Se Benjamin sobrevivesse, a política da Agência garantiria o seu isolamento. O estudo, o teste, a desumanização seriam a sua realidade.
Se morresse… bem, o relatório final estaria assinado em menos de um dia e a vida continuaria.
A turbulência leve fez a aeronave estremecer.
Mikael tamborilou os dedos no braço da cadeira.
— Quanto tempo até chegarmos?
O piloto respondeu pelo intercomunicador:
— Menos de duas horas até a base de desembarque.
O mundo passava pela janela como um borrão silencioso.
A vastidão árida do norte do México dera lugar a serras e florestas compactas, banhadas por um verde sombrio sob o olhar pálido da lua. As sombras das montanhas se alongavam sobre os vales, delineando formas irregulares na terra adormecida.
Era um território que Mikael teria desejado explorar em outro tempo, mas aquela paisagem não era dele, nem de qualquer pessoa.
A rota aérea sobre o deserto de Sonora seguia um percurso mapeado milimetricamente para evitar qualquer deteção. Abaixo, as dunas sobressaíam-se sob a luz da lua, pontilhadas por vegetação esparsa e estradas abandonadas.

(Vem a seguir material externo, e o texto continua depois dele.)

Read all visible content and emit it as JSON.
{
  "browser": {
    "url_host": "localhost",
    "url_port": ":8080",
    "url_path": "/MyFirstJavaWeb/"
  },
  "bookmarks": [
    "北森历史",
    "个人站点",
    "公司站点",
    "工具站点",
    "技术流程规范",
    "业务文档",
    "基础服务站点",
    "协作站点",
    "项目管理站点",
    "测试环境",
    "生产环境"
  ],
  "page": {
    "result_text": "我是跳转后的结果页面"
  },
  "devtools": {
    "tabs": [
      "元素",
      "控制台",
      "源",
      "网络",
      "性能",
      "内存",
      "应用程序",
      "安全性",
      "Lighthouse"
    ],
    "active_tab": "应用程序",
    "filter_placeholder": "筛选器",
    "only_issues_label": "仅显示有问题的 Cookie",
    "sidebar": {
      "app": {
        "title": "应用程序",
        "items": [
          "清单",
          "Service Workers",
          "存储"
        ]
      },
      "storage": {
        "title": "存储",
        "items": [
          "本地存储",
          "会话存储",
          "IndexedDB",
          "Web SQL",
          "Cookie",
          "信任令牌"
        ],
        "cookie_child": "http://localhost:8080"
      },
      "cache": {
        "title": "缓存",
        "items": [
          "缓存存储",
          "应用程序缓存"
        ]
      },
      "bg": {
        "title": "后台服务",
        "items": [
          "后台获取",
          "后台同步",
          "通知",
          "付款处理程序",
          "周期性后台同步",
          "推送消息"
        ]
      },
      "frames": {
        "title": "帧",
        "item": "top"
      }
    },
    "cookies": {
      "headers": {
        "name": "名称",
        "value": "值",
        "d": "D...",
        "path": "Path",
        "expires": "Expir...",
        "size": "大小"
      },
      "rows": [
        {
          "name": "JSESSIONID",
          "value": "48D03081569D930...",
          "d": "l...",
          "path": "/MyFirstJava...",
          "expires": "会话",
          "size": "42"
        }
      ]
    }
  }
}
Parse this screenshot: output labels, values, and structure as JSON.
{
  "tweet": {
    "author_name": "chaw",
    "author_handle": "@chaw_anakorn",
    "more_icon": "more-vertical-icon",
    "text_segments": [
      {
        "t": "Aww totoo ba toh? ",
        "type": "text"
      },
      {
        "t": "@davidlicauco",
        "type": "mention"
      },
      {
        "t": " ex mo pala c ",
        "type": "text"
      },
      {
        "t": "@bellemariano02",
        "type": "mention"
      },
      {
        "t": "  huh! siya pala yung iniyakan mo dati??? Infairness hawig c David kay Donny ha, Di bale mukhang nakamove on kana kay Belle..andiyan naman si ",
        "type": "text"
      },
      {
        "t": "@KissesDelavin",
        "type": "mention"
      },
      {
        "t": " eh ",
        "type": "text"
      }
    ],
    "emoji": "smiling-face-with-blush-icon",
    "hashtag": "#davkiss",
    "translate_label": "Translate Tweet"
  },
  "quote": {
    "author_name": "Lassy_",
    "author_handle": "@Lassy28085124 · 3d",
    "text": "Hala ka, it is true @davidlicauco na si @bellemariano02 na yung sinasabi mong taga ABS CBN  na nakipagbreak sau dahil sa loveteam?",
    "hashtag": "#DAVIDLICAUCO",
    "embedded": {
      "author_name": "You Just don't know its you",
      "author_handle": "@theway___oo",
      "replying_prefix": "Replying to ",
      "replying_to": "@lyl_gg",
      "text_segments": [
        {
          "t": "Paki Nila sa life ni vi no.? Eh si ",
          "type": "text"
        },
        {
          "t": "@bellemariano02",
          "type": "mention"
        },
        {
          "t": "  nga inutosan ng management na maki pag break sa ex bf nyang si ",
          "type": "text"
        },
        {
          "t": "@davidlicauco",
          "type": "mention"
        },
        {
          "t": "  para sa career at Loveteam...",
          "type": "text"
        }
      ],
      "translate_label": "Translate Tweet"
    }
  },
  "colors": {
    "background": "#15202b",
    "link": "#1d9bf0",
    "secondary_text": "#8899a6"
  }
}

Em alguns pontos, brilhavam fogueiras. Eram comunidades isoladas, rotas de contrabando, postos avançados. Estes postos avançados existiam à margem de qualquer governo. Um mundo que sobrevivia no limiar da legalidade, intocado pelo Reich, ignorado pelos Estados Unidos e ocasionalmente vigiado pela U.E.C.
Às 05h20, as primeiras luzes da Base de Contenção Primária surgiram no horizonte, cintilando entre os recortes escuros da montanha.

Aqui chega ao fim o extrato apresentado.